NEW YORK — The Macerich Co., the third-biggest U.S. real estate investment trust, has formed a new division called Lumenati to better manage and elevate the luxury appeal of its upscale properties in the West and attract chicer tenants.

It’s an unusual subbranding strategy for a real estate company, but it’s also a sign that Macerich wants to further tap the luxury sector that for years has been outperforming other retail sectors. The move also indicates that the developer recognizes that luxury retailers, particularly those publicly held, are under pressure to grow and need venues for expansion.

Macerich has a portfolio of 62 regional malls concentrated in the West and occupying 61 million square feet. The Lumenati division will include eight centers in the West that will be managed by a separate team of executives, including two senior vice presidents for marketing and leasing; three vice presidents for marketing, leasing and property managing, and six merchandise managers who will seek out tenants and work closely with them through the process of finding locations, lease documentation, build-outs and store marketing.

“We’re running Lumenati like a whole business within a business,” David J. Contis, executive vice president and chief operating officer of Macerich, said in an interview. “Lumenati is a brand within a brand.”

“The luxury segment continues to expand.

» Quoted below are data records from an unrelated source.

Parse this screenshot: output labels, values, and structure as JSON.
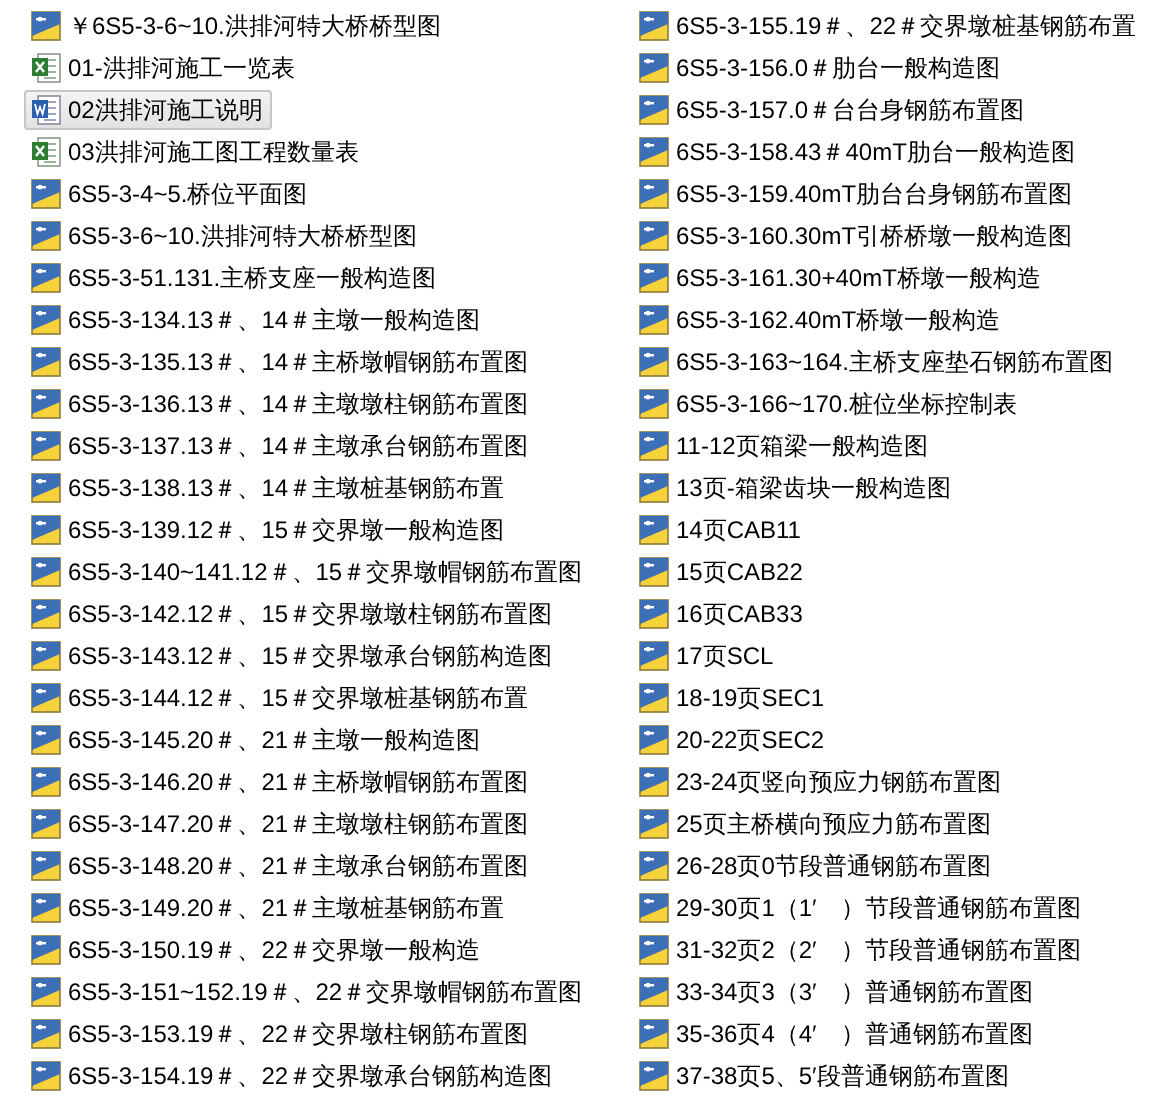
{
  "files": [
    {
      "name": "￥6S5-3-6~10.洪排河特大桥桥型图",
      "kind": "cad",
      "selected": false
    },
    {
      "name": "01-洪排河施工一览表",
      "kind": "excel",
      "selected": false
    },
    {
      "name": "02洪排河施工说明",
      "kind": "word",
      "selected": true
    },
    {
      "name": "03洪排河施工图工程数量表",
      "kind": "excel",
      "selected": false
    },
    {
      "name": "6S5-3-4~5.桥位平面图",
      "kind": "cad",
      "selected": false
    },
    {
      "name": "6S5-3-6~10.洪排河特大桥桥型图",
      "kind": "cad",
      "selected": false
    },
    {
      "name": "6S5-3-51.131.主桥支座一般构造图",
      "kind": "cad",
      "selected": false
    },
    {
      "name": "6S5-3-134.13＃、14＃主墩一般构造图",
      "kind": "cad",
      "selected": false
    },
    {
      "name": "6S5-3-135.13＃、14＃主桥墩帽钢筋布置图",
      "kind": "cad",
      "selected": false
    },
    {
      "name": "6S5-3-136.13＃、14＃主墩墩柱钢筋布置图",
      "kind": "cad",
      "selected": false
    },
    {
      "name": "6S5-3-137.13＃、14＃主墩承台钢筋布置图",
      "kind": "cad",
      "selected": false
    },
    {
      "name": "6S5-3-138.13＃、14＃主墩桩基钢筋布置",
      "kind": "cad",
      "selected": false
    },
    {
      "name": "6S5-3-139.12＃、15＃交界墩一般构造图",
      "kind": "cad",
      "selected": false
    },
    {
      "name": "6S5-3-140~141.12＃、15＃交界墩帽钢筋布置图",
      "kind": "cad",
      "selected": false
    },
    {
      "name": "6S5-3-142.12＃、15＃交界墩墩柱钢筋布置图",
      "kind": "cad",
      "selected": false
    },
    {
      "name": "6S5-3-143.12＃、15＃交界墩承台钢筋构造图",
      "kind": "cad",
      "selected": false
    },
    {
      "name": "6S5-3-144.12＃、15＃交界墩桩基钢筋布置",
      "kind": "cad",
      "selected": false
    },
    {
      "name": "6S5-3-145.20＃、21＃主墩一般构造图",
      "kind": "cad",
      "selected": false
    },
    {
      "name": "6S5-3-146.20＃、21＃主桥墩帽钢筋布置图",
      "kind": "cad",
      "selected": false
    },
    {
      "name": "6S5-3-147.20＃、21＃主墩墩柱钢筋布置图",
      "kind": "cad",
      "selected": false
    },
    {
      "name": "6S5-3-148.20＃、21＃主墩承台钢筋布置图",
      "kind": "cad",
      "selected": false
    },
    {
      "name": "6S5-3-149.20＃、21＃主墩桩基钢筋布置",
      "kind": "cad",
      "selected": false
    },
    {
      "name": "6S5-3-150.19＃、22＃交界墩一般构造",
      "kind": "cad",
      "selected": false
    },
    {
      "name": "6S5-3-151~152.19＃、22＃交界墩帽钢筋布置图",
      "kind": "cad",
      "selected": false
    },
    {
      "name": "6S5-3-153.19＃、22＃交界墩柱钢筋布置图",
      "kind": "cad",
      "selected": false
    },
    {
      "name": "6S5-3-154.19＃、22＃交界墩承台钢筋构造图",
      "kind": "cad",
      "selected": false
    },
    {
      "name": "6S5-3-155.19＃、22＃交界墩桩基钢筋布置",
      "kind": "cad",
      "selected": false
    },
    {
      "name": "6S5-3-156.0＃肋台一般构造图",
      "kind": "cad",
      "selected": false
    },
    {
      "name": "6S5-3-157.0＃台台身钢筋布置图",
      "kind": "cad",
      "selected": false
    },
    {
      "name": "6S5-3-158.43＃40mT肋台一般构造图",
      "kind": "cad",
      "selected": false
    },
    {
      "name": "6S5-3-159.40mT肋台台身钢筋布置图",
      "kind": "cad",
      "selected": false
    },
    {
      "name": "6S5-3-160.30mT引桥桥墩一般构造图",
      "kind": "cad",
      "selected": false
    },
    {
      "name": "6S5-3-161.30+40mT桥墩一般构造",
      "kind": "cad",
      "selected": false
    },
    {
      "name": "6S5-3-162.40mT桥墩一般构造",
      "kind": "cad",
      "selected": false
    },
    {
      "name": "6S5-3-163~164.主桥支座垫石钢筋布置图",
      "kind": "cad",
      "selected": false
    },
    {
      "name": "6S5-3-166~170.桩位坐标控制表",
      "kind": "cad",
      "selected": false
    },
    {
      "name": "11-12页箱梁一般构造图",
      "kind": "cad",
      "selected": false
    },
    {
      "name": "13页-箱梁齿块一般构造图",
      "kind": "cad",
      "selected": false
    },
    {
      "name": "14页CAB11",
      "kind": "cad",
      "selected": false
    },
    {
      "name": "15页CAB22",
      "kind": "cad",
      "selected": false
    },
    {
      "name": "16页CAB33",
      "kind": "cad",
      "selected": false
    },
    {
      "name": "17页SCL",
      "kind": "cad",
      "selected": false
    },
    {
      "name": "18-19页SEC1",
      "kind": "cad",
      "selected": false
    },
    {
      "name": "20-22页SEC2",
      "kind": "cad",
      "selected": false
    },
    {
      "name": "23-24页竖向预应力钢筋布置图",
      "kind": "cad",
      "selected": false
    },
    {
      "name": "25页主桥横向预应力筋布置图",
      "kind": "cad",
      "selected": false
    },
    {
      "name": "26-28页0节段普通钢筋布置图",
      "kind": "cad",
      "selected": false
    },
    {
      "name": "29-30页1（1′　）节段普通钢筋布置图",
      "kind": "cad",
      "selected": false
    },
    {
      "name": "31-32页2（2′　）节段普通钢筋布置图",
      "kind": "cad",
      "selected": false
    },
    {
      "name": "33-34页3（3′　）普通钢筋布置图",
      "kind": "cad",
      "selected": false
    },
    {
      "name": "35-36页4（4′　）普通钢筋布置图",
      "kind": "cad",
      "selected": false
    },
    {
      "name": "37-38页5、5′段普通钢筋布置图",
      "kind": "cad",
      "selected": false
    }
  ]
}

In our just proprietary research, luxury retailers told us they have fairly aggressive expansion plans over the next 36 months, with the West poised for the most growth,” Tracey Gotsis, senior vice president of marketing for Macerich, said in a statement.

The Lumenati group includes five centers in California: Broadway Plaza in Walnut Creek, Carmel Plaza in Carmel, The Oaks in Thousand Oaks, Santa Monica Place in Santa Monica and the Village at Corte Madera in Marin County.

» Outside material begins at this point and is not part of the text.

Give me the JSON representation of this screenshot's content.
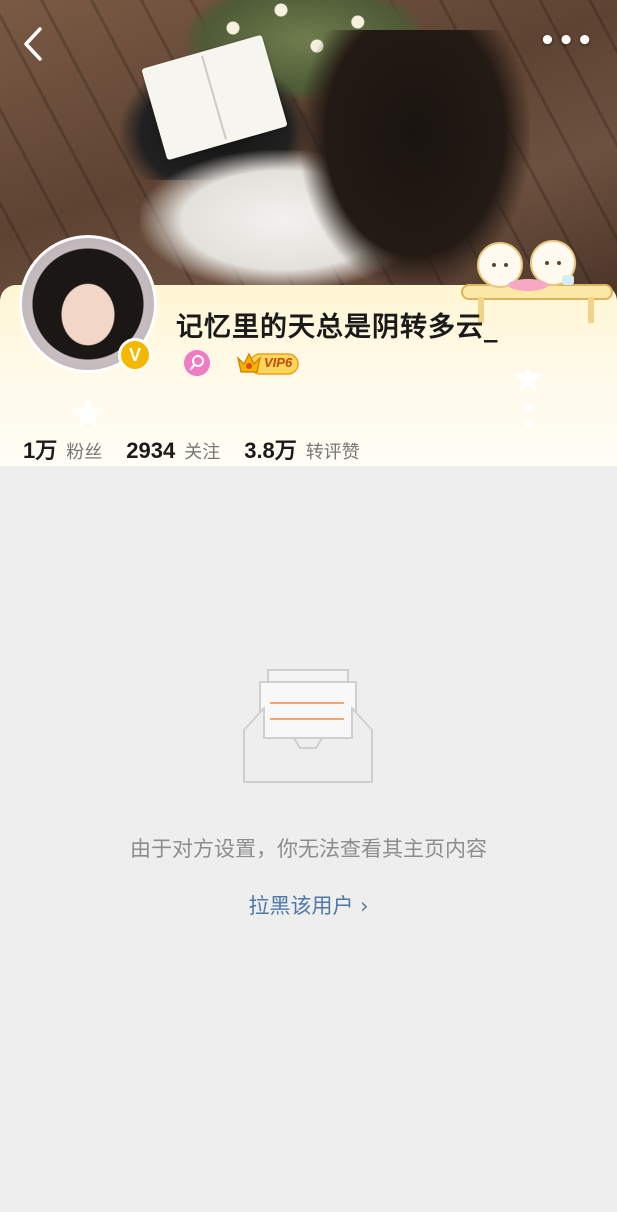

Lumenati also includes three centers in Arizona: the Biltmore Fashion Park in Phoenix, La Encantada in Tucson and Scottsdale Fashion Square in Scottsdale.

The eight centers represent 15 percent of the company’s gross leasable area and average $556 in sales per square foot. Macerich properties overall average about $380.

While luxury retailers already have flocked to New York, Los Angeles and San Francisco, Macerich, through the Lumenati division, will inform retail clients about the prospects of places such as Phoenix, Tucson and Carmel, as well as greater L.A., and about major redevelopment plans at five of the eight centers. For example, Biltmore Fashion Park is redesigning its exterior, restoring outdoor spaces and adding a pedestrian streetscape for better traffic flow. Biltmore has 610,477 square feet of leasable space. At Carmel Plaza, a 30,000-square-foot Saks Fifth Avenue that closed this year will be converted into space for about seven specialty stores.

This story first appeared in the October 28, 2004 issue of WWD. Subscribe Today.

Contis said redevelopments may entail adding anchors, increasing leasable space, conducting renovations and relocating and adding specialty stores, as well as increasing amenities such as valet parking and package drop-offs in certain locations.

Contis said that it’s possible more Macerich properties one day will be managed under the Lumenati organization. One that could qualify is the well-known NorthPark Center in Dallas, where Neiman Marcus operates one of its top stores.

However, Contis said, “We want Lumenati to be small, specialized, nimble and focused. I’ve told our guys we need to work that way.” He said Lumenati was a name that the company made up, though it’s derived from illuminate.

Gotsis said that Macerich’s key luxury specialty tenants include St. John, Tiffany, Escada, Gucci, Louis Vuitton, Hugo Boss and Burberry.

Macerich also released findings from research conducted by Behavior Research Center Inc. for Lumenati, involving interviews with 1,800 high-income shoppers in Arizona and California during September and October, and three-dozen luxury retailers.

Among the key findings:

  • Luxury retailers said 75 percent of their Western shoppers are women, but the shopper survey showed 65 percent are women.
  • West Coast luxury retailers average $883 per square foot. The same stores on the East Coast average $1,456.
  • The retailers indicated there are few, if any, differences in how they merchandise stores on the coasts. Luxury retailers could customize the offerings to maximize sales.
  • 66 percent of Western luxury consumers have household incomes exceeding $150,000 a year.
  • On a 10-point scale, what’s most important in a shopping center: wide selection of high-quality stores scored an eight; and a mix of high-end and middle-priced stores, 7.7. Day spas, dental services and fitness centers trailed.
  • The average age of the West Coast luxury shopper is 53, and 70 percent don’t have children under 18 living at home.
  • Women rank clothing and jewelry as more important than shoes and handbags in defining them as a person.
  • The celebrity fashion icons female luxury shoppers on the West Coast identify with most are Julia Roberts, Susan Sarandon and Jennifer Aniston.

  • About three-quarters of the luxury retailers ranked New York as the top market for sales. In terms of profitability, 50 percent cited California and 50 percent, New York.